Varicose veins are a common manifestation of venous insufficiency or chronic venous disease (CVD). They are characterized by impaired capability of transporting blood back to the heart against gravity. The twisted, swollen and enlarged structures on the leg are often a major cosmetic concern to the sufferer. However, as disease progresses symptoms can arise which require professional medical treatment.
Why surgery and sclerotherapy are commonly recommended
Historically, surgery in form of stripping has been the only varicose vein treatment available for many years and some physicians still consider it the “simple” treatment option. Only about 2 decades ago other treatment alternatives including sclerotherapy emerged. Sclerotherapy, which treats by injection of a medication which destroys the vein walls and thereby leads to their closure, has proven as a quick, easy and low-cost treatment alternative.
Nevertheless, both surgery and sclerotherapy can lead to serious side effects. Surgeries lead to either wound infections, bleeding, pain or discoloration of the skin in approx. 15% of all treated patients. More serious side effects like thrombosis or nerve damage are possible, even though they happen rarely. Sclerotherapy also bears considerable side effects such as the formation of blood cloths in other leg veins, lower back pain, headaches, discoloration of the skin and even fainting or temporary vision problems.
Treatment alternatives beside surgery and sclerotherapy
In recent years many treatment alternatives beside surgery and sclerotherapy have been developed and tested in clinical studies. Especially endothermal ablation techniques have established in routine clinical practice and are even recommended treatment alternatives by official authorities like the NHS in the UK. Currently there are three ablative techniques available: Radiofrequency ablation, endothermal laser ablation and echotherapy (HIFU – High-Intensity Focused Ultrasound).

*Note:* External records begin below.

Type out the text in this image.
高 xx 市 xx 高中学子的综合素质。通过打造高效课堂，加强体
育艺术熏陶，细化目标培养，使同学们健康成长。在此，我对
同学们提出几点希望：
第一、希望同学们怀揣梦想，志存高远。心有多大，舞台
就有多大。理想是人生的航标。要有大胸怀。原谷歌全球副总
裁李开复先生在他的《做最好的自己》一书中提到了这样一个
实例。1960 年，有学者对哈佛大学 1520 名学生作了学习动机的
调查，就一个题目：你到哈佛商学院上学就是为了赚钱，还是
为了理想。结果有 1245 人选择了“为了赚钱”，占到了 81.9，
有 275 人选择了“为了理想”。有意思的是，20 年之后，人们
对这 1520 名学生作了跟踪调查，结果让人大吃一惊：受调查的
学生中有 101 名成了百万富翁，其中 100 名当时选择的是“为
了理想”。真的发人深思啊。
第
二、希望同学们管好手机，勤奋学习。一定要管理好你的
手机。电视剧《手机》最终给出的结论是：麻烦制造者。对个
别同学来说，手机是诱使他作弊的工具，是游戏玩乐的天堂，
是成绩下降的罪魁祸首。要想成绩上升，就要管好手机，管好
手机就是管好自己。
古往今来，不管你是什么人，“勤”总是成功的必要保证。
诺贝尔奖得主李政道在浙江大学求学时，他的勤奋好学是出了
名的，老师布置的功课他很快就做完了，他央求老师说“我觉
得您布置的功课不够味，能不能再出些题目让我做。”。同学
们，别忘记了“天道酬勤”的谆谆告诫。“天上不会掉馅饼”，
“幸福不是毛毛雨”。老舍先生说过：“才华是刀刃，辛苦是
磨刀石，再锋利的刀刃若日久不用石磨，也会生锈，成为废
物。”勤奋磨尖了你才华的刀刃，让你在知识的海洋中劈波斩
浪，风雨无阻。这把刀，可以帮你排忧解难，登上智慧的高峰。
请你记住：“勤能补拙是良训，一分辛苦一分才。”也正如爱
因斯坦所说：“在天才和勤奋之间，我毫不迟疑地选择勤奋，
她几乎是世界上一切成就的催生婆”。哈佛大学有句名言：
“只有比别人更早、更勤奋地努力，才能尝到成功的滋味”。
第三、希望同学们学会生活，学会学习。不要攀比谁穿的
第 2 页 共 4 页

Radiofrequency ablation is a method using a wire-like catheter to introduce direct heat to the inner vein wall of the diseased vein. For this therapy a cut is necessary to allow the catheter to be inserted into the vein. The tip of the catheter then releases controlled radiofrequency energy that heats the wall and causes a collapse and closure of the varicose vein when pulled back.
Endothermal laser ablation
Endothermal laser ablation works similarly to radiofrequency ablation and also requires a cut in order to insert a catheter into the varicose vein. By emitting bursts of energy through the laser, the vein walls are heated up and collapse subsequently.
Echotherapy (SONOVEIN) treats varicose veins with therapeutic ultrasound and is the most recent innovation in varicose vein treatments. Multiple intersecting beams of ultrasound are concentrated on a target area which generates a temperature rise at the focus point. Similar to laser and radiofrequency the varicose vein will close due to the temperature rise but the need to insert a catheter into the leg is eliminated with this technique which treats from outside the body. Also no sclerosant chemical product is injected.Are genetics linked to varicose veins?
Other treatment alternatives
Other, non-thermal procedures include glue being injected into the vein to close the vein – mechanochemical endovenous ablation, which uses a combination of physical destruction and sclerotherapy to close the vein.